I was just marvelling at my new Nikon D810 which I purchased a couple of weeks ago and it made me reflect on just how much photography has changed since I started my business 23 years ago. Back in those old days, wedding photography styles were very different as many cameras were still medium format which used roll film. I was very lucky to meet photographer Warwick Dickinson and his wife Valerie in 1993. They allowed me to accompany them for a full wedding season at which time I never picked up a camera once! I learned how a wedding works and where I should be at what time in order to help make the day run smoothly. I was very aware of all the other professionals on the day and the fact that the Hotel had to seat the guests at a certain time, to avoid a spoiled meal, so I had to make sure all the images required were taken within the allocated time. In 1994, I shot my first wedding with my new Hasselblad camera which was square format and you got 12 shots to a roll!!! This meant that every time you pressed the shutter it cost about £3.50 (price of the film, lab developing and proofs to be printed to show to your clients.) A whole wedding would probably produce 60 shots! Can you image that these days? The cameras created beautiful images but were so heavy and cumbersome that they were tripod mounted which always frustrated me as I didn’t have any freedom to capture moments and everything had to be set up for the shot. However, this ‘classical’ training certainly didn’t do me any harm as it taught me to make sure the image was right before I ‘pressed the button.’ A discipline which still stays with me today. I used to leave my film for the laboratory to collect and by Thursday, there were my proofs- delivered. It always amazed me how by using a light meter and fill in flash, how accurate the exposures were. After a few years, I also acquired a Canon SLR film camera which gave me much more freedom to take ‘moments’ as well as just posed photographs.
Moving on to 2006, when my daughter Lily was one year old, the photography industry was starting to change dramatically and I made the switch and bought my first digital camera. What a daunting task lay ahead of me. I was tired from looking after a young child and I didn’t know what a pixel was!!! I had no option but to dive in at the deep end and learn -Quickly!

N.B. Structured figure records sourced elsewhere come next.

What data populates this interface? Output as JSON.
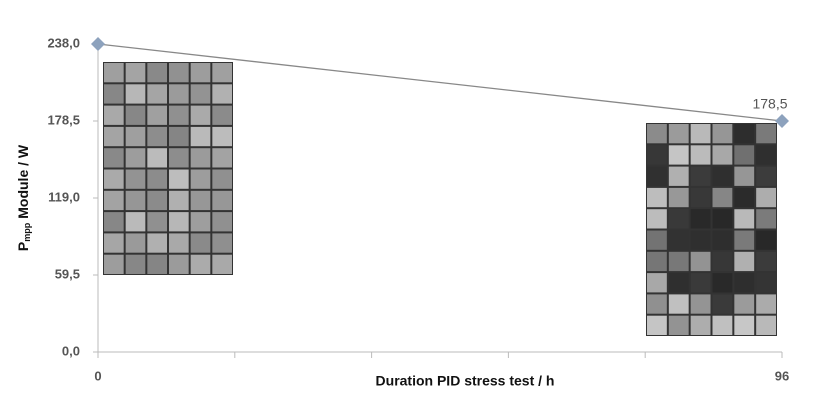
{
  "chart_data": {
    "type": "line",
    "ylabel": [
      "P",
      "mpp",
      "Module / W"
    ],
    "xlabel": "Duration PID stress test / h",
    "x": [
      0,
      96
    ],
    "series": [
      {
        "values": [
          238.0,
          178.5
        ],
        "value_labels": [
          null,
          "178,5"
        ],
        "color": "#8da2bd",
        "line_color": "#888888"
      }
    ],
    "xlim": [
      0,
      96
    ],
    "xticks": [
      0,
      96
    ],
    "ylim": [
      0,
      238.0
    ],
    "yticks": [
      {
        "value": 0,
        "label": "0,0"
      },
      {
        "value": 59.5,
        "label": "59,5"
      },
      {
        "value": 119.0,
        "label": "119,0"
      },
      {
        "value": 178.5,
        "label": "178,5"
      },
      {
        "value": 238.0,
        "label": "238,0"
      }
    ]
  }
}
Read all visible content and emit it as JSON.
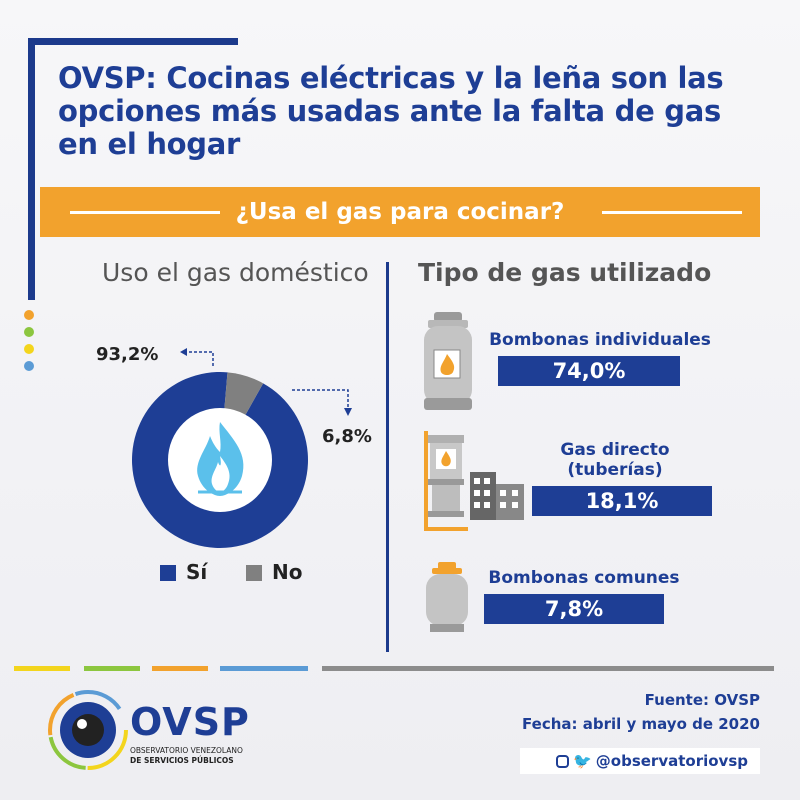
{
  "title": "OVSP: Cocinas eléctricas y la leña son las opciones más usadas ante la falta de gas en el hogar",
  "banner": "¿Usa el gas para cocinar?",
  "colors": {
    "navy": "#1e3e95",
    "orange": "#f2a22d",
    "gray": "#808080",
    "yellow": "#f3d51d",
    "green": "#8cc63f",
    "lightblue": "#5b9bd5",
    "flame": "#5bc0eb"
  },
  "left_title": "Uso el gas doméstico",
  "right_title": "Tipo de gas utilizado",
  "chart_data": [
    {
      "type": "pie",
      "title": "Uso el gas doméstico",
      "categories": [
        "Sí",
        "No"
      ],
      "values": [
        93.2,
        6.8
      ],
      "value_labels": [
        "93,2%",
        "6,8%"
      ],
      "colors": [
        "#1e3e95",
        "#808080"
      ],
      "legend": "bottom"
    },
    {
      "type": "bar",
      "title": "Tipo de gas utilizado",
      "categories": [
        "Bombonas individuales",
        "Gas directo (tuberías)",
        "Bombonas comunes"
      ],
      "values": [
        74.0,
        18.1,
        7.8
      ],
      "value_labels": [
        "74,0%",
        "18,1%",
        "7,8%"
      ],
      "label_lines": [
        [
          "Bombonas individuales"
        ],
        [
          "Gas directo",
          "(tuberías)"
        ],
        [
          "Bombonas comunes"
        ]
      ]
    }
  ],
  "icons": [
    "flame-icon",
    "gas-cylinder-icon",
    "gas-tank-icon",
    "buildings-icon",
    "instagram-icon",
    "twitter-icon"
  ],
  "footer": {
    "source": "Fuente: OVSP",
    "date": "Fecha: abril y mayo de 2020",
    "social": "@observatoriovsp",
    "logo": "OVSP",
    "logo_sub_1": "OBSERVATORIO VENEZOLANO",
    "logo_sub_2": "DE SERVICIOS PÚBLICOS"
  }
}
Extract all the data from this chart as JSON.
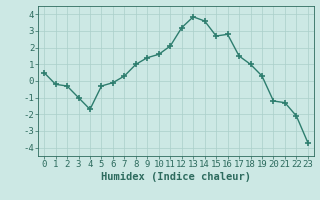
{
  "x": [
    0,
    1,
    2,
    3,
    4,
    5,
    6,
    7,
    8,
    9,
    10,
    11,
    12,
    13,
    14,
    15,
    16,
    17,
    18,
    19,
    20,
    21,
    22,
    23
  ],
  "y": [
    0.5,
    -0.2,
    -0.3,
    -1.0,
    -1.7,
    -0.3,
    -0.1,
    0.3,
    1.0,
    1.4,
    1.6,
    2.1,
    3.2,
    3.85,
    3.6,
    2.7,
    2.8,
    1.5,
    1.0,
    0.3,
    -1.2,
    -1.3,
    -2.1,
    -3.7
  ],
  "line_color": "#2d7d6e",
  "marker": "+",
  "marker_size": 4,
  "marker_lw": 1.2,
  "line_width": 1.0,
  "bg_color": "#cce8e4",
  "grid_color": "#aacfca",
  "xlabel": "Humidex (Indice chaleur)",
  "ylim": [
    -4.5,
    4.5
  ],
  "xlim": [
    -0.5,
    23.5
  ],
  "yticks": [
    -4,
    -3,
    -2,
    -1,
    0,
    1,
    2,
    3,
    4
  ],
  "xticks": [
    0,
    1,
    2,
    3,
    4,
    5,
    6,
    7,
    8,
    9,
    10,
    11,
    12,
    13,
    14,
    15,
    16,
    17,
    18,
    19,
    20,
    21,
    22,
    23
  ],
  "tick_fontsize": 6.5,
  "xlabel_fontsize": 7.5,
  "label_color": "#2d6b5e"
}
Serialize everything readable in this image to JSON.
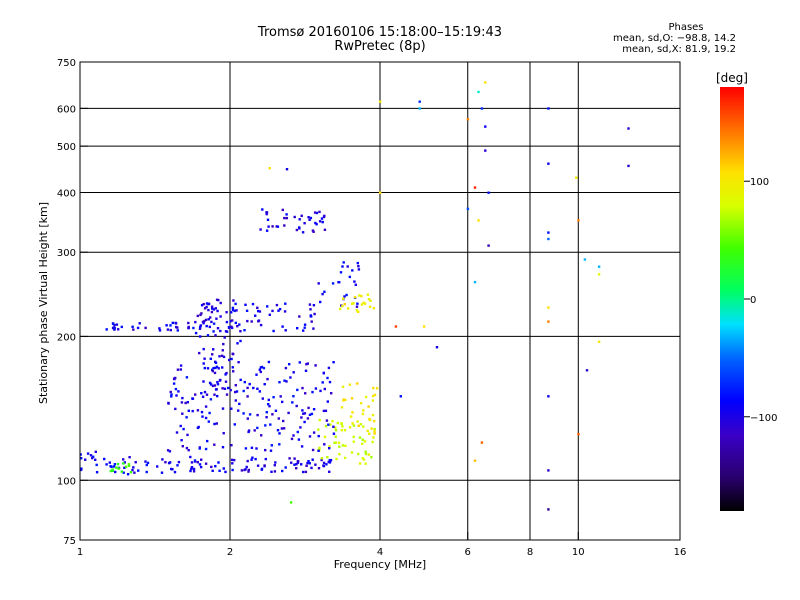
{
  "header": {
    "title_line1": "Tromsø 20160106 15:18:00–15:19:43",
    "title_line2": "RwPretec (8p)",
    "phases_title": "Phases",
    "phase_o": "mean, sd,O: −98.8, 14.2",
    "phase_x": "mean, sd,X: 81.9, 19.2"
  },
  "colorbar": {
    "unit_label": "[deg]",
    "ticks": [
      "100",
      "0",
      "−100"
    ],
    "tick_values": [
      100,
      0,
      -100
    ],
    "range": [
      -180,
      180
    ]
  },
  "chart_data": {
    "type": "scatter",
    "title": "Tromsø 20160106 15:18:00–15:19:43",
    "subtitle": "RwPretec (8p)",
    "xlabel": "Frequency [MHz]",
    "ylabel": "Stationary phase Virtual Height [km]",
    "x_scale": "log",
    "y_scale": "log",
    "xlim": [
      1,
      16
    ],
    "ylim": [
      75,
      750
    ],
    "x_ticks": [
      1,
      2,
      4,
      6,
      8,
      10,
      16
    ],
    "x_tick_labels": [
      "1",
      "2",
      "4",
      "6",
      "8",
      "10",
      "16"
    ],
    "y_ticks": [
      75,
      100,
      200,
      300,
      400,
      500,
      600,
      750
    ],
    "y_tick_labels": [
      "75",
      "100",
      "200",
      "300",
      "400",
      "500",
      "600",
      "750"
    ],
    "grid": true,
    "color_by": "phase [deg]",
    "clusters": [
      {
        "x_range": [
          1.0,
          1.9
        ],
        "y_range": [
          103,
          112
        ],
        "phase": -100,
        "count": 60
      },
      {
        "x_range": [
          1.9,
          3.2
        ],
        "y_range": [
          104,
          112
        ],
        "phase": -105,
        "count": 60
      },
      {
        "x_range": [
          1.15,
          1.3
        ],
        "y_range": [
          104,
          109
        ],
        "phase": 40,
        "count": 12
      },
      {
        "x_range": [
          1.0,
          1.08
        ],
        "y_range": [
          110,
          116
        ],
        "phase": -100,
        "count": 8
      },
      {
        "x_range": [
          3.0,
          3.9
        ],
        "y_range": [
          108,
          135
        ],
        "phase": 80,
        "count": 55
      },
      {
        "x_range": [
          3.3,
          3.95
        ],
        "y_range": [
          125,
          160
        ],
        "phase": 100,
        "count": 30
      },
      {
        "x_range": [
          1.5,
          3.3
        ],
        "y_range": [
          115,
          180
        ],
        "phase": -100,
        "count": 200
      },
      {
        "x_range": [
          1.7,
          2.1
        ],
        "y_range": [
          150,
          240
        ],
        "phase": -105,
        "count": 80
      },
      {
        "x_range": [
          1.1,
          1.75
        ],
        "y_range": [
          206,
          214
        ],
        "phase": -100,
        "count": 35
      },
      {
        "x_range": [
          1.75,
          3.0
        ],
        "y_range": [
          205,
          235
        ],
        "phase": -100,
        "count": 60
      },
      {
        "x_range": [
          3.0,
          3.7
        ],
        "y_range": [
          230,
          290
        ],
        "phase": -100,
        "count": 25
      },
      {
        "x_range": [
          3.3,
          3.9
        ],
        "y_range": [
          225,
          245
        ],
        "phase": 100,
        "count": 20
      },
      {
        "x_range": [
          2.3,
          3.2
        ],
        "y_range": [
          330,
          370
        ],
        "phase": -105,
        "count": 40
      }
    ],
    "points": [
      {
        "x": 2.65,
        "y": 90,
        "phase": 40
      },
      {
        "x": 2.4,
        "y": 450,
        "phase": 110
      },
      {
        "x": 2.6,
        "y": 448,
        "phase": -100
      },
      {
        "x": 4.0,
        "y": 400,
        "phase": 110
      },
      {
        "x": 4.0,
        "y": 620,
        "phase": 100
      },
      {
        "x": 4.3,
        "y": 210,
        "phase": 160
      },
      {
        "x": 4.4,
        "y": 150,
        "phase": -90
      },
      {
        "x": 4.8,
        "y": 620,
        "phase": -80
      },
      {
        "x": 4.8,
        "y": 600,
        "phase": -40
      },
      {
        "x": 4.9,
        "y": 210,
        "phase": 110
      },
      {
        "x": 5.2,
        "y": 190,
        "phase": -100
      },
      {
        "x": 6.0,
        "y": 570,
        "phase": 140
      },
      {
        "x": 6.0,
        "y": 370,
        "phase": -70
      },
      {
        "x": 6.2,
        "y": 410,
        "phase": 170
      },
      {
        "x": 6.2,
        "y": 260,
        "phase": -40
      },
      {
        "x": 6.3,
        "y": 650,
        "phase": -20
      },
      {
        "x": 6.4,
        "y": 600,
        "phase": -80
      },
      {
        "x": 6.5,
        "y": 550,
        "phase": -100
      },
      {
        "x": 6.5,
        "y": 490,
        "phase": -110
      },
      {
        "x": 6.6,
        "y": 400,
        "phase": -90
      },
      {
        "x": 6.6,
        "y": 310,
        "phase": -120
      },
      {
        "x": 6.4,
        "y": 120,
        "phase": 150
      },
      {
        "x": 6.2,
        "y": 110,
        "phase": 120
      },
      {
        "x": 6.5,
        "y": 680,
        "phase": 110
      },
      {
        "x": 6.3,
        "y": 350,
        "phase": 110
      },
      {
        "x": 8.7,
        "y": 600,
        "phase": -90
      },
      {
        "x": 8.7,
        "y": 460,
        "phase": -100
      },
      {
        "x": 8.7,
        "y": 330,
        "phase": -90
      },
      {
        "x": 8.7,
        "y": 320,
        "phase": -60
      },
      {
        "x": 8.7,
        "y": 230,
        "phase": 110
      },
      {
        "x": 8.7,
        "y": 215,
        "phase": 140
      },
      {
        "x": 8.7,
        "y": 150,
        "phase": -100
      },
      {
        "x": 8.7,
        "y": 105,
        "phase": -110
      },
      {
        "x": 8.7,
        "y": 87,
        "phase": -130
      },
      {
        "x": 9.9,
        "y": 430,
        "phase": 100
      },
      {
        "x": 10.0,
        "y": 350,
        "phase": 140
      },
      {
        "x": 10.0,
        "y": 125,
        "phase": 150
      },
      {
        "x": 10.3,
        "y": 290,
        "phase": -40
      },
      {
        "x": 10.4,
        "y": 170,
        "phase": -110
      },
      {
        "x": 11.0,
        "y": 280,
        "phase": -40
      },
      {
        "x": 11.0,
        "y": 270,
        "phase": 90
      },
      {
        "x": 11.0,
        "y": 195,
        "phase": 100
      },
      {
        "x": 12.6,
        "y": 545,
        "phase": -110
      },
      {
        "x": 12.6,
        "y": 455,
        "phase": -110
      }
    ]
  }
}
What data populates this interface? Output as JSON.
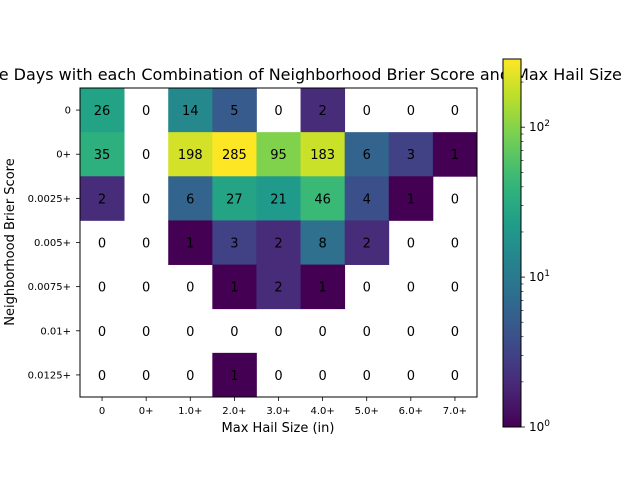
{
  "chart_data": {
    "type": "heatmap",
    "title": "Separate Days with each Combination of Neighborhood Brier Score and Max Hail Size",
    "xlabel": "Max Hail Size (in)",
    "ylabel": "Neighborhood Brier Score",
    "x_categories": [
      "0",
      "0+",
      "1.0+",
      "2.0+",
      "3.0+",
      "4.0+",
      "5.0+",
      "6.0+",
      "7.0+"
    ],
    "y_categories": [
      "0",
      "0+",
      "0.0025+",
      "0.005+",
      "0.0075+",
      "0.01+",
      "0.0125+"
    ],
    "values": [
      [
        26,
        0,
        14,
        5,
        0,
        2,
        0,
        0,
        0
      ],
      [
        35,
        0,
        198,
        285,
        95,
        183,
        6,
        3,
        1
      ],
      [
        2,
        0,
        6,
        27,
        21,
        46,
        4,
        1,
        0
      ],
      [
        0,
        0,
        1,
        3,
        2,
        8,
        2,
        0,
        0
      ],
      [
        0,
        0,
        0,
        1,
        2,
        1,
        0,
        0,
        0
      ],
      [
        0,
        0,
        0,
        0,
        0,
        0,
        0,
        0,
        0
      ],
      [
        0,
        0,
        0,
        1,
        0,
        0,
        0,
        0,
        0
      ]
    ],
    "colorbar": {
      "scale": "log",
      "range": [
        1,
        285
      ],
      "colormap": "viridis",
      "ticks": [
        {
          "value": 1,
          "base": "10",
          "exp": "0"
        },
        {
          "value": 10,
          "base": "10",
          "exp": "1"
        },
        {
          "value": 100,
          "base": "10",
          "exp": "2"
        }
      ]
    }
  }
}
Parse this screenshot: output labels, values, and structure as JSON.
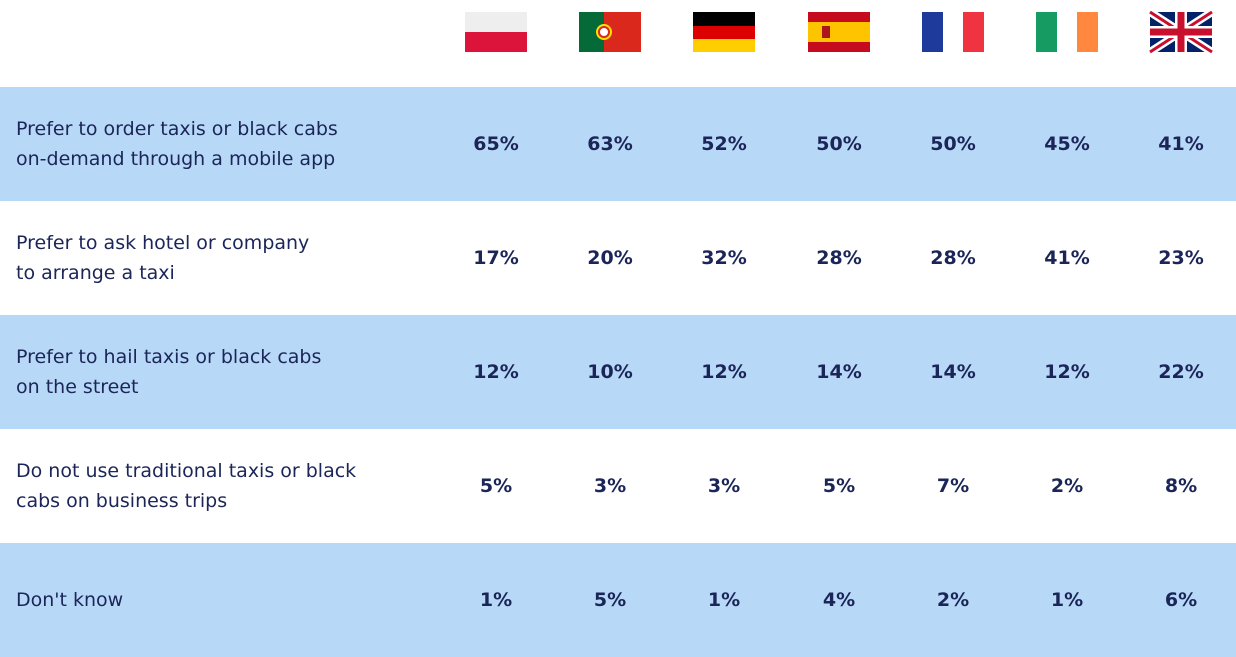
{
  "table": {
    "rows": [
      {
        "label": [
          "Prefer to order taxis or black cabs",
          "on-demand through a mobile app"
        ],
        "values": [
          "65%",
          "63%",
          "52%",
          "50%",
          "50%",
          "45%",
          "41%"
        ]
      },
      {
        "label": [
          "Prefer to ask hotel or company",
          "to arrange a taxi"
        ],
        "values": [
          "17%",
          "20%",
          "32%",
          "28%",
          "28%",
          "41%",
          "23%"
        ]
      },
      {
        "label": [
          "Prefer to hail taxis or black cabs",
          "on the street"
        ],
        "values": [
          "12%",
          "10%",
          "12%",
          "14%",
          "14%",
          "12%",
          "22%"
        ]
      },
      {
        "label": [
          "Do not use traditional taxis or black",
          "cabs on business trips"
        ],
        "values": [
          "5%",
          "3%",
          "3%",
          "5%",
          "7%",
          "2%",
          "8%"
        ]
      },
      {
        "label": [
          "Don't know"
        ],
        "values": [
          "1%",
          "5%",
          "1%",
          "4%",
          "2%",
          "1%",
          "6%"
        ]
      }
    ]
  }
}
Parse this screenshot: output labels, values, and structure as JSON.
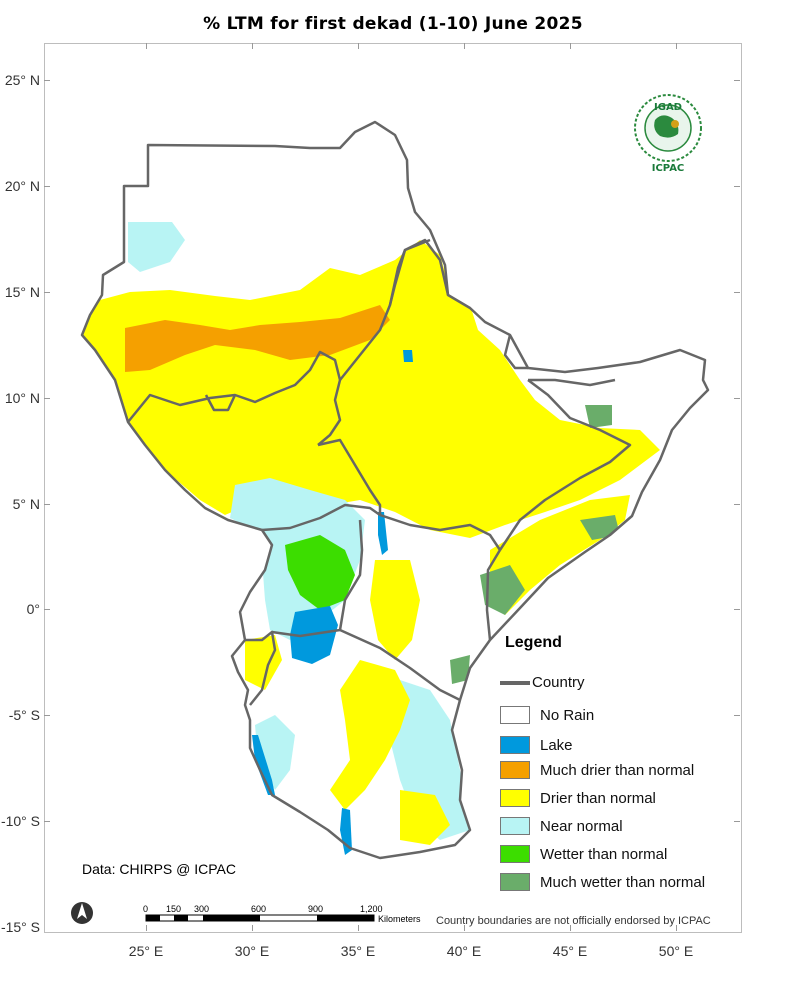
{
  "title": "% LTM  for  first dekad (1-10)  June 2025",
  "latitude_labels": [
    "25° N",
    "20° N",
    "15° N",
    "10° N",
    "5° N",
    "0°",
    "-5° S",
    "-10° S",
    "-15° S"
  ],
  "longitude_labels": [
    "25° E",
    "30° E",
    "35° E",
    "40° E",
    "45° E",
    "50° E"
  ],
  "legend": {
    "title": "Legend",
    "country_label": "Country",
    "items": [
      {
        "label": "No Rain",
        "color": "#ffffff"
      },
      {
        "label": "Lake",
        "color": "#0099dd"
      },
      {
        "label": "Much drier than normal",
        "color": "#f5a000"
      },
      {
        "label": "Drier than normal",
        "color": "#ffff00"
      },
      {
        "label": "Near normal",
        "color": "#b8f4f4"
      },
      {
        "label": "Wetter than normal",
        "color": "#3cdd00"
      },
      {
        "label": "Much wetter than normal",
        "color": "#6aad6a"
      }
    ]
  },
  "credit": "Data: CHIRPS @ ICPAC",
  "disclaimer": "Country boundaries are not officially endorsed by ICPAC",
  "scale_bar": {
    "ticks": [
      "0",
      "150",
      "300",
      "600",
      "900",
      "1,200"
    ],
    "unit": "Kilometers"
  },
  "logo": {
    "top_text": "IGAD",
    "bottom_text": "ICPAC"
  },
  "north_arrow": "N"
}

I went on a couple of photoshop courses and learned the basics and began editing my own images. I soon found that as my confidence grew, that I really enjoyed this although I was spending hours sat at the computer- and still am!
How things have moved on again since those first digital years. The camera I have now is incredible. It amazes me how you can zoom in on an image and see someones contact lenses! Editing has become so much easier with the advent of lightroom and I still love my job as much as I did (if not more) than when I started. I still have my Hasselblad as it is of great sentimental value to me and it taught me a great deal.